08 November. Wednesday, Week 31
Owe no one anything, except to love one another; for the one who loves another has fulfilled the law. The commandments, "You shall not commit adultery; You shall not murder; You shall not steal; You shall not covet;" and any other commandment, are summed up in this word, "Love your neighbour as yourself." Love does no wrong to a neighbour; therefore, love is the fulfilling of the law.
Large crowds were traveling with Jesus; and he turned and said to them, "Whoever comes to me and does not hate father and mother, wife and children, brothers and sisters, yes, and even life itself, cannot be my disciple. Whoever does not carry the cross and follow me cannot be my disciple."
"For which of you, intending to build a tower, does not first sit down and estimate the cost, to see whether he has enough to complete it? Otherwise, when he has laid a foundation and is not able to finish, all who see it will begin to ridicule him, saying, 'This fellow began to build and was not able to finish.' Or what king, going out to wage war against another king, will not sit down first and consider whether he is able with ten thousand to oppose the one who comes against him with twenty thousand? If he cannot, then, while the other is still far away, he sends a delegation and asks for the terms of peace. So therefore, none of you can become my disciple if you do not give up all your possessions."
Owe no one anything except to love one another (Romans 13:8). The context for this remarkable teaching is Paul’s reflection on the Christian’s civic and social responsibilities. In the preceding verses he has listed our duties to the state – paying taxes, paying customs, showing respect towards constituted authority. But now Paul goes deeper, toward the core of morality.
The phrase “Owe no one anything” can hardly mean that we should never undertake ordinary, commercial debt, such as in the purchase of food, clothing, land, a vehicle or a house, with a view to repayment some time in the future. Paul was familiar with the normal provisions for buying and selling, and for payments to be made. And he wants his Christians to be honest in their dealings, good citizens who respect the law of the land. Paul cannot be forbidding them to engage in commerce, or they could never buy anything.
After saying “owe no one anything” Paul throws in this moral caveat, except to love one another. This “debt” of love is a debt which can never be fully paid. Unlike other debts which should be paid off as they become due, the debt of love in on-going and will never end. It will continue as long as life exists. As “God is love” (1 John 4:8) and because God’s children will live eternally (John 3:16) the debt of love shall never end. Throughout our whole adult life, the debt of love sould be gladly paid. For “whoever loves another has fulfilled the law.”
Clearly, the words about hating one's father, mother, wife, children, brothers and sisters, cannot be taken literally. Much better known is Our Lord's calling on people to love their enemies, and to pray for those who treat them badly, ideals that he embodies in his own life. He healed the ear of the enemy who had come out to arrest him; he prayed asking God's forgiveness for those who were crucified him.

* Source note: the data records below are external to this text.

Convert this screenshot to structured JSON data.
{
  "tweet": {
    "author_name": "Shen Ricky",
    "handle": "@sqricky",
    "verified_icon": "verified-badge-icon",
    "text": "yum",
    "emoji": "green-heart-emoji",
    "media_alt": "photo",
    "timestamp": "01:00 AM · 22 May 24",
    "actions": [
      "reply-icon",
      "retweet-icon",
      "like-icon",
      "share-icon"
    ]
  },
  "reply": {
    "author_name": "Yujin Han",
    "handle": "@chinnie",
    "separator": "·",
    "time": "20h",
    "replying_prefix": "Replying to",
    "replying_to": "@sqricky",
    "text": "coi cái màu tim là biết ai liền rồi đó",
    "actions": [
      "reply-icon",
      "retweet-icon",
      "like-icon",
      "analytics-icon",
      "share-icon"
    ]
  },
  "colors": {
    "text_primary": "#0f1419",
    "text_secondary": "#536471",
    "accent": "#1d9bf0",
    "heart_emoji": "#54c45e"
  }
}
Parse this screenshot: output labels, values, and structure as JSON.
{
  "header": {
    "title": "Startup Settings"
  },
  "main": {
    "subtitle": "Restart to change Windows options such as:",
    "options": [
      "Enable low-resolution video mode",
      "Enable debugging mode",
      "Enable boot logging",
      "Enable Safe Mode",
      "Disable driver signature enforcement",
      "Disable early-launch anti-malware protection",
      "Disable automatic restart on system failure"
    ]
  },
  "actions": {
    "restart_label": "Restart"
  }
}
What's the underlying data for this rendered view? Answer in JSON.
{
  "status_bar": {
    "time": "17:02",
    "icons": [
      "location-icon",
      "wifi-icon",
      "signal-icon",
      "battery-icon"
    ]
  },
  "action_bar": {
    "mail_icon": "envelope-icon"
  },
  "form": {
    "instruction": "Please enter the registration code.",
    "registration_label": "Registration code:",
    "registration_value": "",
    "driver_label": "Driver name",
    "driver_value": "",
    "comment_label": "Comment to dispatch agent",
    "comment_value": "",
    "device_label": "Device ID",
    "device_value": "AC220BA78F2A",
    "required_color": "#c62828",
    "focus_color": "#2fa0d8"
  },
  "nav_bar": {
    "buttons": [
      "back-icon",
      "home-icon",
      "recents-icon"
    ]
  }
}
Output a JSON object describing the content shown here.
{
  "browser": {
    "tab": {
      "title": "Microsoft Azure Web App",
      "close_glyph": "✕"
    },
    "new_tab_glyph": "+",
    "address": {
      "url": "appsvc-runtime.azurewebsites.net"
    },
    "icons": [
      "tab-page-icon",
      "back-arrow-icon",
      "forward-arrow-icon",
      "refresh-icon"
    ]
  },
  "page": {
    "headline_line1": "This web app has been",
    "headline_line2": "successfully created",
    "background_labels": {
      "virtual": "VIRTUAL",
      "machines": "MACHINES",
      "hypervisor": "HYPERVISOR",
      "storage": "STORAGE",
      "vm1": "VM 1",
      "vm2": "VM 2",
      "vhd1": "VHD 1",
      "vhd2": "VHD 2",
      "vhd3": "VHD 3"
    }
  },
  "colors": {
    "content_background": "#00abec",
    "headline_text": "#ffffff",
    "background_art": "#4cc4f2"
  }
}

But today's Gospel holds one core insight. Jesus insists that those who want to follow him must love him even more than those for whom they have the deepest natural affection. As God's representative, God's Mediator with us, only Jesus is to be loved in the way that God is to be loved, with all our heart, soul, strength and mind. Nothing less will do for the Son of God who saves us. If we want to be his disciple, we can't be half-hearted about it. Our following of Jesus is not a casual affair; it needs to be carefully considered, just as someone who decides to build a tower or to go to war needs to thoroughly think it through in advance.